Interpretable multi-domain meta-transfer learning for few-shot fault diagnosis of rolling bearing under variable working conditions

Abstract

To address the challenges of accurately diagnosing few-shot fault samples obtained from rolling bearings under variable operating conditions, as well as the issues of black box nature and delayed feedback to guide fault handling in intelligent diagnostic models, this paper proposes an interpretable multi-domain meta-transfer learning method. Firstly, vibration monitoring data of rolling bearings under different operating conditions are collected, and time–frequency domain features are extracted to construct multi-channel one-dimensional temporal samples as inputs. A multi-domain meta-transfer learning framework based on deep convolutional neural networks is then built to perform few-shot learning with multiple tasks under different operating conditions.
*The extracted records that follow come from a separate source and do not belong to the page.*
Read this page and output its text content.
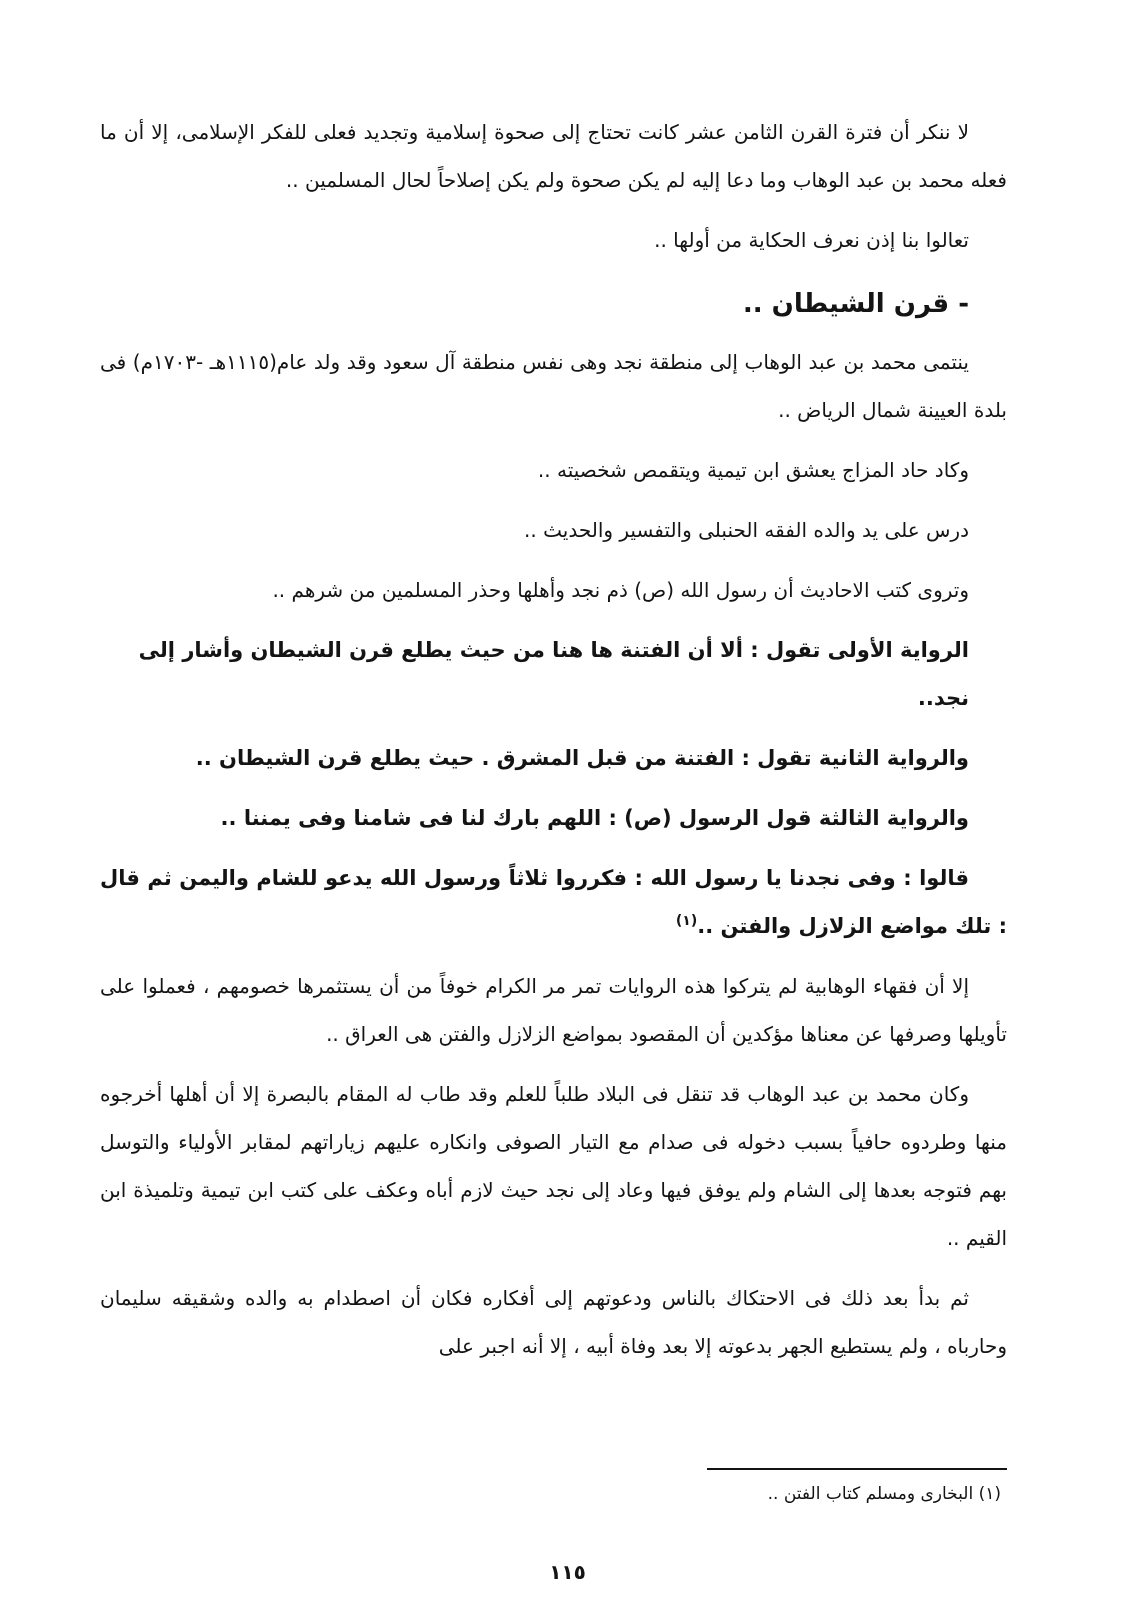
لا ننكر أن فترة القرن الثامن عشر كانت تحتاج إلى صحوة إسلامية وتجديد فعلى للفكر الإسلامى، إلا أن ما فعله محمد بن عبد الوهاب وما دعا إليه لم يكن صحوة ولم يكن إصلاحاً لحال المسلمين ..

تعالوا بنا إذن نعرف الحكاية من أولها ..

- قرن الشيطان ..

ينتمى محمد بن عبد الوهاب إلى منطقة نجد وهى نفس منطقة آل سعود وقد ولد عام(١١١٥هـ -١٧٠٣م) فى بلدة العيينة شمال الرياض ..

وكاد حاد المزاج يعشق ابن تيمية ويتقمص شخصيته ..

درس على يد والده الفقه الحنبلى والتفسير والحديث ..

وتروى كتب الاحاديث أن رسول الله (ص) ذم نجد وأهلها وحذر المسلمين من شرهم ..

الرواية الأولى تقول : ألا أن الفتنة ها هنا من حيث يطلع قرن الشيطان وأشار إلى نجد..

والرواية الثانية تقول : الفتنة من قبل المشرق . حيث يطلع قرن الشيطان ..

والرواية الثالثة قول الرسول (ص) : اللهم بارك لنا فى شامنا وفى يمننا ..

قالوا : وفى نجدنا يا رسول الله : فكرروا ثلاثاً ورسول الله يدعو للشام واليمن ثم قال : تلك مواضع الزلازل والفتن ..$^{(١)}$

إلا أن فقهاء الوهابية لم يتركوا هذه الروايات تمر مر الكرام خوفاً من أن يستثمرها خصومهم ، فعملوا على تأويلها وصرفها عن معناها مؤكدين أن المقصود بمواضع الزلازل والفتن هى العراق ..

وكان محمد بن عبد الوهاب قد تنقل فى البلاد طلباً للعلم وقد طاب له المقام بالبصرة إلا أن أهلها أخرجوه منها وطردوه حافياً بسبب دخوله فى صدام مع التيار الصوفى وانكاره عليهم زياراتهم لمقابر الأولياء والتوسل بهم فتوجه بعدها إلى الشام ولم يوفق فيها وعاد إلى نجد حيث لازم أباه وعكف على كتب ابن تيمية وتلميذة ابن القيم ..

ثم بدأ بعد ذلك فى الاحتكاك بالناس ودعوتهم إلى أفكاره فكان أن اصطدام به والده وشقيقه سليمان وحارباه ، ولم يستطيع الجهر بدعوته إلا بعد وفاة أبيه ، إلا أنه اجبر على

(١) البخارى ومسلم كتاب الفتن ..
١١٥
The output results are reverse-reconstructed through a fusion hierarchical class activation mapping, and the feature maps are assigned different weights to obtain saliency maps corresponding to the inputs, thus improving the interpretability of the output results. Finally, the dataset of bearing vibration data under time-varying rotational speed conditions is used to validate the effectiveness of the proposed method. Experimental results show that the proposed method can achieve accurate fault diagnosis results under variable operating conditions with few-shot samples, and the diagnosis results can be fed back to the input for decision-making, enhancing the interpretability of the model. Compared with other models, it also demonstrates better robustness and accuracy.